SAT aus genomischer DNA von E. coli wurde mittels PCR unter Verwendung
von zwei synthetischen Oligonucleotiden (EcSAT-N: 5'- GAG AGA CCA TGG
CGT GTG AAG AAC TGG AAA, EcSAT-C: 5' – GAG
AGA TCT AGA TTA GAT CCC ATC CCC ATA) amplifiziert. Die doppelsträngige DNA
wurde mit Nco I und Xba I verdaut und hinter das Transitpeptid cloniert.
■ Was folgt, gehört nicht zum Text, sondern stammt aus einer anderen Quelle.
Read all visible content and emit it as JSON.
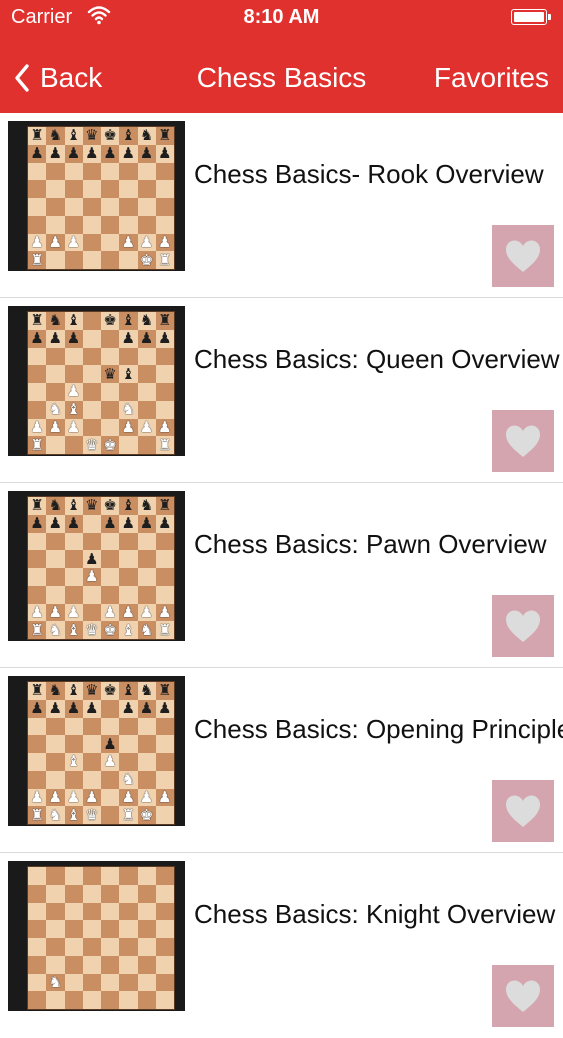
{
  "status_bar": {
    "carrier": "Carrier",
    "time": "8:10 AM",
    "wifi_icon": "wifi-icon",
    "battery_icon": "battery-icon"
  },
  "nav": {
    "back_label": "Back",
    "back_icon": "chevron-left-icon",
    "title": "Chess Basics",
    "favorites_label": "Favorites"
  },
  "colors": {
    "accent": "#e0312e",
    "favorite_tile": "#d4a5ae",
    "heart": "#dcdcdc",
    "board_light": "#f0d2ae",
    "board_dark": "#c98e62"
  },
  "items": [
    {
      "title": "Chess Basics- Rook Overview",
      "favorite_icon": "heart-icon",
      "board": [
        "rnbqkbnr",
        "pppppppp",
        "........",
        "........",
        "........",
        "........",
        "PPP..PPP",
        "R.....KR"
      ]
    },
    {
      "title": "Chess Basics: Queen Overview",
      "favorite_icon": "heart-icon",
      "board": [
        "rnb.kbnr",
        "ppp..ppp",
        "........",
        "....qb..",
        "..P.....",
        ".NB..N..",
        "PPP..PPP",
        "R..QK..R"
      ]
    },
    {
      "title": "Chess Basics: Pawn Overview",
      "favorite_icon": "heart-icon",
      "board": [
        "rnbqkbnr",
        "ppp.pppp",
        "........",
        "...p....",
        "...P....",
        "........",
        "PPP.PPPP",
        "RNBQKBNR"
      ]
    },
    {
      "title": "Chess Basics: Opening Principles",
      "favorite_icon": "heart-icon",
      "board": [
        "rnbqkbnr",
        "pppp.ppp",
        "........",
        "....p...",
        "..B.P...",
        ".....N..",
        "PPPP.PPP",
        "RNBQ.RK."
      ]
    },
    {
      "title": "Chess Basics: Knight Overview",
      "favorite_icon": "heart-icon",
      "board": [
        "........",
        "........",
        "........",
        "........",
        "........",
        "........",
        ".N......",
        "........"
      ]
    }
  ]
}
Das fusionierte Genprodukt wurde als Asp 718/Xho I Fragment in einen
zuvor mit Asp 718/Sal I verdauten binären Vektor (Höfgen & Willmitzer, 1990) unter
der Kontrolle des 35S-CaMV-Promoters insertiert. Das Plasmid wurde
mittels Agrobacterium tumefaciens in Kartoffel (Solanum tuberosum
der Sorte Desiree) wie von Rocha-Sosa et al. (1989) beschrieben
eingeführt.
Solanum tuberosum der Sorte Desiree wurde von Vereinigte Saatzuchten
eG (Ebstorf, Deutschland) bezogen. Wildtyppflanzen und transgene
Pflanzen wurden in Gewebekultur im 16-Stunden-Licht/8-Stunden-Dunkel-Rhythmus auf Murashige-Skoog-Medium
(Murashige und Skoog, 1962) mit einem Zusatz von 2% (w/v) Saccharose
bei 22°C erhalten.
Im Gewächshaus
wurden die Pflanzen bei 22°C
während
der Lichtperiode (16 Stunden) bzw. 15°C während der Dunkelperiode (8
Stunden) herangezogen. Die Pflanzen wurden in einzelnen Töpfen gezogen
und ständig
bewässert.
-
Die
in Gewebekultur aufrechterhaltenen transgenen Kartoffelpflanzen
waren optisch von den untransformierten Kontrollpflanzen nicht unterscheidbar.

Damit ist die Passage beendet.